There’s no way of scripting Elland Road. Whatever is said beforehand gets lost as soon the ball is kicked. "That's why football is the best sport in the world," Bielsa said this week, "Because before the games you can have one feeling, but after the games the feeling is different with the result."

Elland Road is a character in this season’s promotion challenge drama. Its motivation is clear: to support the team back to the Premier League. Its role, though, is less defined; several pages of the script are missing or misprinted.

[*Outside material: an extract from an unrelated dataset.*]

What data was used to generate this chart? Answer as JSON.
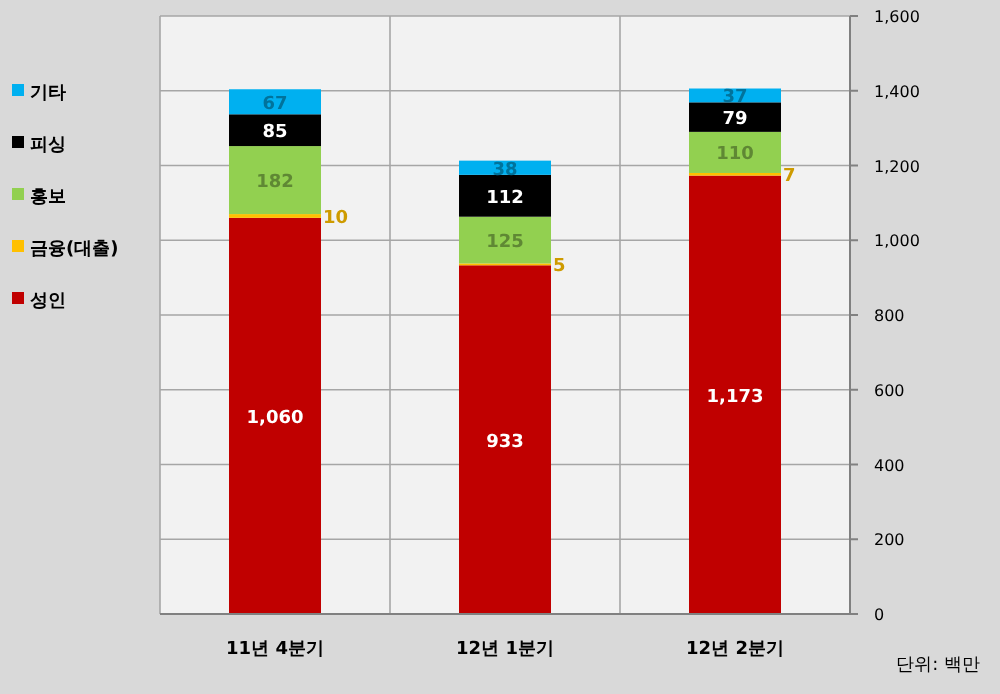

Last time out, against Sheffield United, Elland Road was overblown and melodramatic. Pontus Jansson asked the crowd to come down an hour early for the warm-ups before "the biggest game of our lives." Mateusz Klich said it would be "one of the most important games" and that he wished it could be an evening kick-off so Elland Road could be at its best; "under the lights would be even better." In the end Elland Road missed its cue and couldn’t find its character, and defeat in the biggest game of the players’ lives only made the remaining eight games even bigger.

"When we started conceding efforts in the second half, the fans had a memory linking with the difficulty that they are suffering in the last few years," said Marcelo Bielsa, assessing the stadium in the Sheffield United match. "It's something we can understand. The fans showed these doubts from these memories."

As ever Bielsa took intuitive hold on a truth about Leeds United that dozens of managers and players have grasped at but missed; that the support from the terraces can be as fragile as it can be ferocious, not because the fans are fickle, but because they’re frightened. Like converting Kalvin Phillips to centre-back, Bielsa asks a lot of Elland Road, but he doesn’t expect more than it can deliver. The feeling was that, with Millwall in town, the atmosphere would need to be controlled, the game given no more hype than any other.

An enormous mosaic spelling 'Believe' across the lower tier of the East Stand contradicted that, creating the hype the crowd had arrived ready to avoid. It was an impressive sight, gilded by one wonderfully anarchic fan waving their blue and yellow Sweden flag against the background of white cards around them. The script, though, was difficult to follow; Elland Road pinched the bridge of its nose, squinted at the word, and asked, What’s my motivation for this line? Believe. Believe? I can hardly believe where Leeds are in the table, I find it unbelievable that Marcelo Bielsa is our manager and Pablo Hernandez is our playmaker, and I can’t believe that we lost that game to Sheffield United. Do I believe Leeds will be promoted? I don’t believe I’m stupid enough. 'Believe.' It’s a positive message, but a more comforting act would have been raising thousands of pieces of card spelling out 'None of This is Really Happening.' Now, that’s a message I could believe in.